Pennsylvania's House of Representatives on Tuesday night passed a $31.6 billion budget bill as the deadline hovers for a new fiscal year.
The Senate is scheduled to begin debate on Wednesday after the 132-68 approval by the House. Given the lack of a final revenue plan to balance the budget, House approval essentially enables final negotiations with the Senate and Gov. Tom Wolf.
Fiscal 2017 will begin Friday. Pennsylvania was nine months late with its previous spending plan, which became law in March when Wolf allowed the document to take effect without his signature.
Wolf, a Democrat, has battled the Republican-controlled legislature overspending and revenue since taking office last year.

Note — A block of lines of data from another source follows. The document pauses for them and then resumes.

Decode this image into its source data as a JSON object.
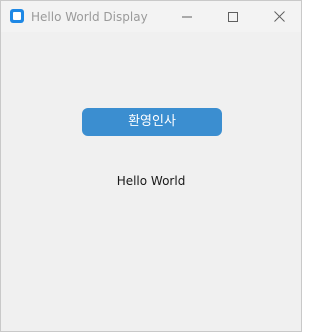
{
  "window": {
    "title": "Hello World Display",
    "app_icon": "app-icon",
    "controls": {
      "minimize_icon": "minimize-icon",
      "maximize_icon": "maximize-icon",
      "close_icon": "close-icon"
    }
  },
  "main": {
    "greet_button_label": "환영인사",
    "output_text": "Hello World"
  },
  "colors": {
    "button_bg": "#3b8ed0",
    "button_text": "#ffffff",
    "window_bg": "#f0f0f0",
    "title_text": "#9a9a9a",
    "app_icon": "#1e88e5"
  }
}
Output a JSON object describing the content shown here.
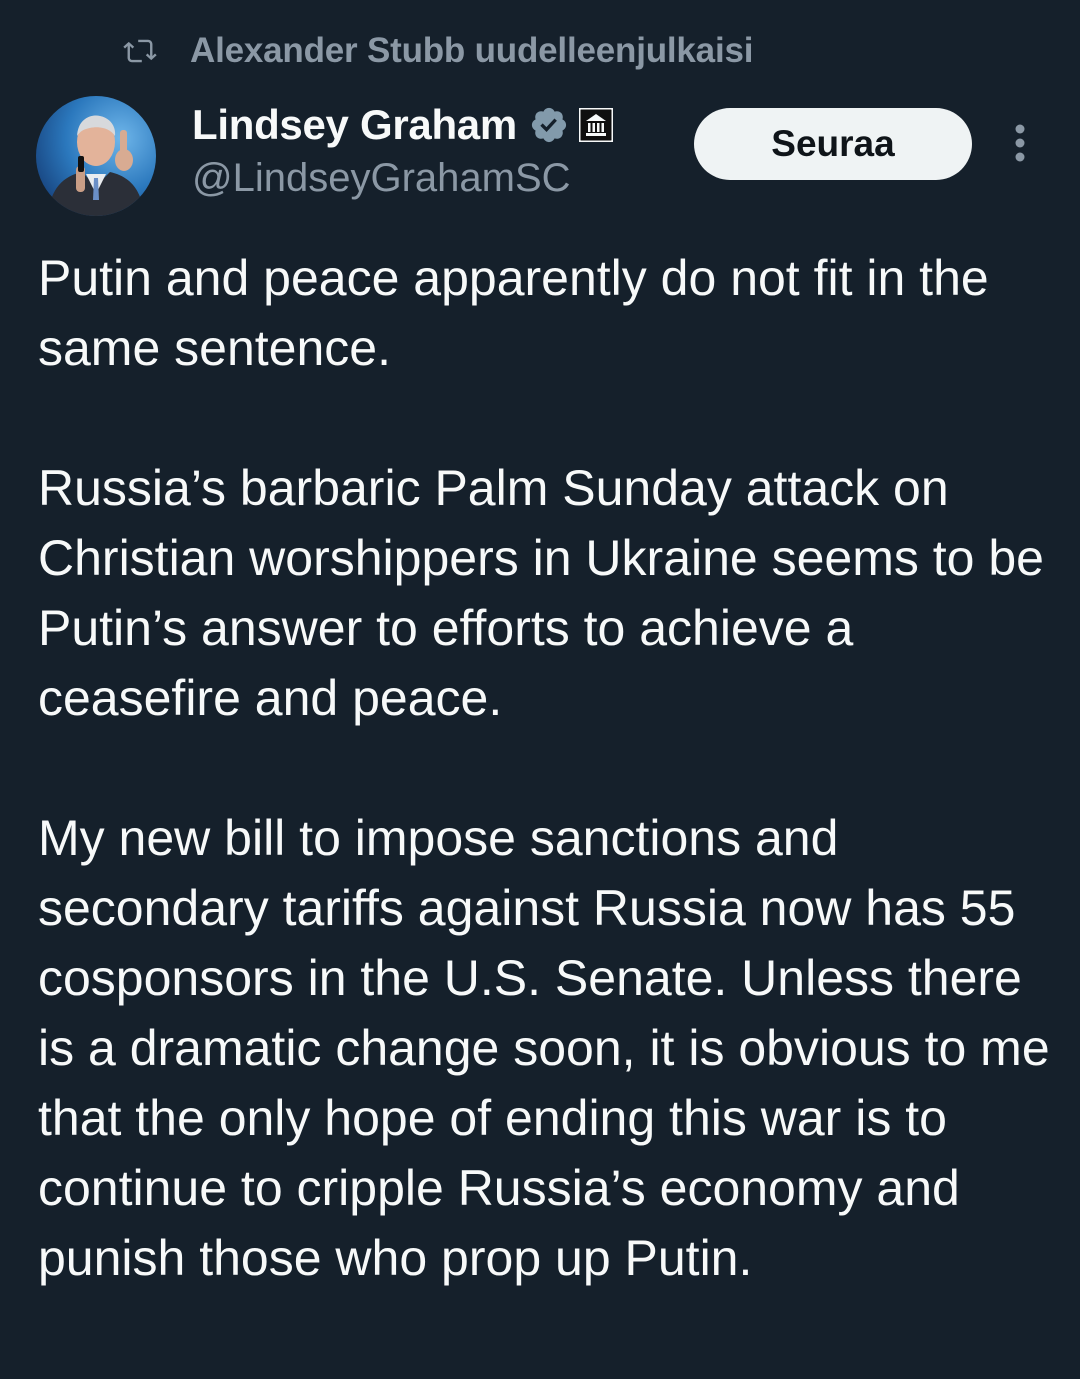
{
  "repost": {
    "icon": "repost-icon",
    "text": "Alexander Stubb uudelleenjulkaisi"
  },
  "author": {
    "name": "Lindsey Graham",
    "handle": "@LindseyGrahamSC",
    "verified_icon": "verified-badge-icon",
    "gov_badge_icon": "government-building-icon"
  },
  "actions": {
    "follow_label": "Seuraa",
    "more_icon": "more-vertical-icon"
  },
  "tweet": {
    "paragraphs": [
      "Putin and peace apparently do not fit in the same sentence.",
      "Russia’s barbaric Palm Sunday attack on Christian worshippers in Ukraine seems to be Putin’s answer to efforts to achieve a ceasefire and peace.",
      "My new bill to impose sanctions and secondary tariffs against Russia now has 55 cosponsors in the U.S. Senate. Unless there is a dramatic change soon, it is obvious to me that the only hope of ending this war is to continue to cripple Russia’s economy and punish those who prop up Putin."
    ]
  },
  "colors": {
    "background": "#15202b",
    "primary_text": "#f7f9f9",
    "secondary_text": "#8b98a5",
    "follow_button_bg": "#eff3f4",
    "verified_badge": "#829aab"
  }
}
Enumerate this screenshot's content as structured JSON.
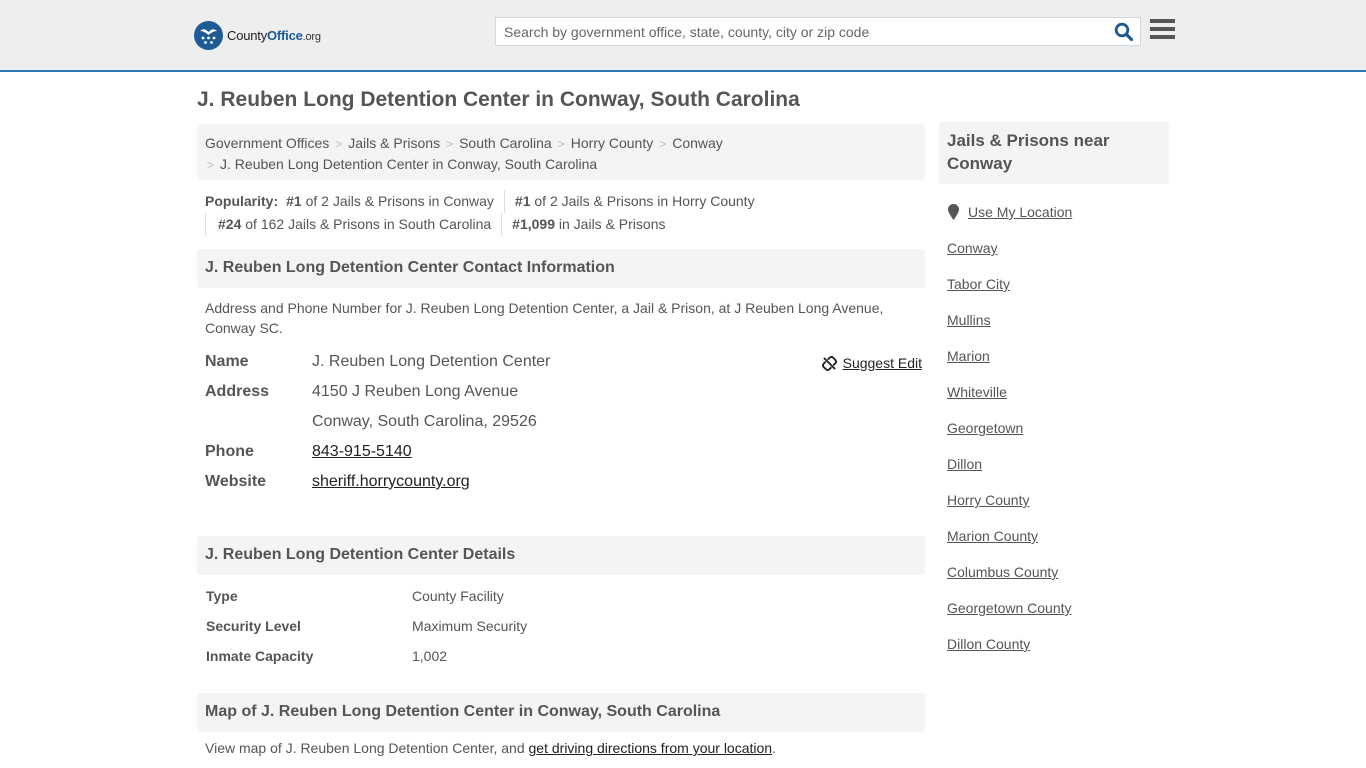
{
  "header": {
    "logo": {
      "county": "County",
      "office": "Office",
      "org": ".org"
    },
    "search_placeholder": "Search by government office, state, county, city or zip code",
    "search_icon": "search-icon",
    "menu_icon": "hamburger-menu-icon"
  },
  "page": {
    "title": "J. Reuben Long Detention Center in Conway, South Carolina"
  },
  "breadcrumb": {
    "items": [
      "Government Offices",
      "Jails & Prisons",
      "South Carolina",
      "Horry County",
      "Conway"
    ],
    "current": "J. Reuben Long Detention Center in Conway, South Carolina",
    "separator": ">"
  },
  "popularity": {
    "label": "Popularity:",
    "ranks": [
      {
        "rank": "#1",
        "text": " of 2 Jails & Prisons in Conway"
      },
      {
        "rank": "#1",
        "text": " of 2 Jails & Prisons in Horry County"
      },
      {
        "rank": "#24",
        "text": " of 162 Jails & Prisons in South Carolina"
      },
      {
        "rank": "#1,099",
        "text": " in Jails & Prisons"
      }
    ]
  },
  "contact": {
    "heading": "J. Reuben Long Detention Center Contact Information",
    "description": "Address and Phone Number for J. Reuben Long Detention Center, a Jail & Prison, at J Reuben Long Avenue, Conway SC.",
    "suggest_edit": "Suggest Edit",
    "fields": {
      "name_label": "Name",
      "name": "J. Reuben Long Detention Center",
      "address_label": "Address",
      "address_line1": "4150 J Reuben Long Avenue",
      "address_line2": "Conway, South Carolina, 29526",
      "phone_label": "Phone",
      "phone": "843-915-5140",
      "website_label": "Website",
      "website": "sheriff.horrycounty.org"
    }
  },
  "details": {
    "heading": "J. Reuben Long Detention Center Details",
    "rows": [
      {
        "label": "Type",
        "value": "County Facility"
      },
      {
        "label": "Security Level",
        "value": "Maximum Security"
      },
      {
        "label": "Inmate Capacity",
        "value": "1,002"
      }
    ]
  },
  "map": {
    "heading": "Map of J. Reuben Long Detention Center in Conway, South Carolina",
    "text_before": "View map of J. Reuben Long Detention Center, and ",
    "link": "get driving directions from your location",
    "text_after": "."
  },
  "sidebar": {
    "heading": "Jails & Prisons near Conway",
    "use_location": "Use My Location",
    "links": [
      "Conway",
      "Tabor City",
      "Mullins",
      "Marion",
      "Whiteville",
      "Georgetown",
      "Dillon",
      "Horry County",
      "Marion County",
      "Columbus County",
      "Georgetown County",
      "Dillon County"
    ]
  },
  "colors": {
    "brand_blue": "#1d5a96",
    "header_border": "#3178b1",
    "header_bg": "#eeeeee",
    "panel_bg": "#f4f4f4",
    "text": "#555555"
  }
}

The commonwealth has received five rating downgrades in the last three years, with rating agencies citing budget imbalance and an unfunded liability estimated at $63 billion. Moody's Investors Service rates Pennsylvania GOs Aa3 with a negative outlook. S&P Global Ratings assigns AA-minus and negative, while Fitch Ratings assigns AA-minus and stable.
The rating agencies spared Pennsylvania further downgrades in advance of its $991 million sale of unlimited tax GO bonds on June 1.
Wolf during the week has urged lawmakers to pass a plan with sustainable revenue to support an increase in education and funding to combat an opioid crisis.
The House plan would raise overall spending by 5% and spending on public schools by about $200 million. Wolf wants an additional $250 million or schools and $34 million extra for heroin addiction treatment.
While specifics are lacking, the House budget would add tobacco taxes and revenue from pending legislation that enable Pennsylvania to conduct casino-style online gambling. Wolf said late Monday, following House appropriations committee approval, that it isn't enough to close a deficit that the legislature's Independent Fiscal Office projects could reach nearly $2 billion.
"The governor looks forward to continuing to work with the legislature, and as the budget moves through the process, he is hopeful all sides can reach an agreement that achieves these goals," the governor's press secretary, Jeffrey Sheridan, said in a statement.